PPS then noticed a sale of the Long residence. The Berlins appeared at the sale, petitioned for PPS removal as conservator and contended the residence was more valuable than the offer obtained by PPS. The court declined to confirm the sale. Following a hearing, the court removed PPS as conservator determining a “violation of trust” occurred because PPS allowed the broker and appraiser to purchase items at the sale. The county public guardian was appointed successor conservator. PPS then filed its first and final account as conservator and recited the events leading to its removal and asked the court to review the sale and to make findings concerning a surcharge, if any. Brierton signed the PPS account as responsible corporate officer and filed a declaration conceding the court in its opinion removing PPS as conservator characterized the appraiser and broker purchase of personalty constituted a “violation of trust.” The court approved the account, declined to review the sale, awarded ordinary fees to PPS and its counsel and denied an award of fees to PPS for resisting the removal.

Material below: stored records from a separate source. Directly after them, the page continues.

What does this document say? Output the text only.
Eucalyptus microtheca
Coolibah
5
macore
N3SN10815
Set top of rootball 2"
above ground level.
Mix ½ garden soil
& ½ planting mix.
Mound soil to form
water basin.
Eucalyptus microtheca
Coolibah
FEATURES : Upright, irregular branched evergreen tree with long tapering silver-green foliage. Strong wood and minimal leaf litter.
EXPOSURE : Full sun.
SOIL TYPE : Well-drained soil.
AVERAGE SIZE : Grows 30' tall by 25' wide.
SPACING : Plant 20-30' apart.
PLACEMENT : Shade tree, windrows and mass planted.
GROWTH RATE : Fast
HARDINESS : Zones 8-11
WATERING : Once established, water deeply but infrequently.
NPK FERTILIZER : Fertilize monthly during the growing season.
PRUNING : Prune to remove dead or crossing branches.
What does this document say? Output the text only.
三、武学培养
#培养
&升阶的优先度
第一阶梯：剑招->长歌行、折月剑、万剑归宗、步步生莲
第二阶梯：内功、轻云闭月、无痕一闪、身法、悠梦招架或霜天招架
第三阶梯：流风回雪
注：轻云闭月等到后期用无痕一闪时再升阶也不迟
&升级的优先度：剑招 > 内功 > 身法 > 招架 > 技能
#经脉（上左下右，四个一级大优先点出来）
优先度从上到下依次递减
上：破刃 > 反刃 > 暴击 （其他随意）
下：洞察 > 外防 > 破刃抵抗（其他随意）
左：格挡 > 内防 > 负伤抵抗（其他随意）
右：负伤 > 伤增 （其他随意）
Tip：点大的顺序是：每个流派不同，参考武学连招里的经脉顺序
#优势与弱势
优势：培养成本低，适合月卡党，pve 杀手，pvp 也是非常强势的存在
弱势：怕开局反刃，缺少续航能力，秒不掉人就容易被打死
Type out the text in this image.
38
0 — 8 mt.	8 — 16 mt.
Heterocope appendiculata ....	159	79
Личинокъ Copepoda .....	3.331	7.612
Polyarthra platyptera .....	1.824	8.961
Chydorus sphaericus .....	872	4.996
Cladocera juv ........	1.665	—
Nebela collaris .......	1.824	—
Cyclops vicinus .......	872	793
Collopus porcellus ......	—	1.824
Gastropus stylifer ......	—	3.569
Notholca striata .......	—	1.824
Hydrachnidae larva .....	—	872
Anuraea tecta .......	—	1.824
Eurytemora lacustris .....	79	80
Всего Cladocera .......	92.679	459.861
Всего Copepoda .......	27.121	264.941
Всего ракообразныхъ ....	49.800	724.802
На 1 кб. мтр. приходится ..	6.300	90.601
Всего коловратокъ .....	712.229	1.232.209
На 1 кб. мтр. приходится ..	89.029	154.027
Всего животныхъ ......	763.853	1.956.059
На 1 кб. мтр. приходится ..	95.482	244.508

In December 1980, Brierton applied for appointment to fill a vacancy on the San Diego City Council. Meanwhile, the Berlins filed allegations of PPS misconduct with the district attorney, and the San Diego Grand Jury investigated the complaints. The grand jury foreman and chairman of the committee looking into the charges wrote to William Berlin stating that while the district attorney noted PPS improprieties in the conservatorship, the evidence did not warrant criminal charges, and further, as a result of the investigation, social workers could not suggest a private conservator.
January 21, 1981, the date of the council hearing with respect to the appointment, the San Diego Union published an article reciting the allegations made by the Berlins in the conservatorship proceedings and a statement from William Berlin that Brierton was not fit for office. At the council hearing, Brierton reviewed conservatorship activities. Golding and Gorton were present. Brierton requested a one-week continuance to enable the city council further to investigate conservatorship matters. The council denied the continuance and appointed Golding to the vacancy. At the November 1981 election Brierton and Golding were runoff candidates for the seat to which Golding had been appointed. October 31, Golding mailed to the electorate a single sheet brochure.2 Brierton filed on November 2 his complaint against Golding, Gorton, Grand Jury Foreman William Scott marshall, Committee Chairperson Elizabeth T. Smoot and the Berlins 3 for libel and slander. The election was held November 3, the next day, and Golding defeated Brierton.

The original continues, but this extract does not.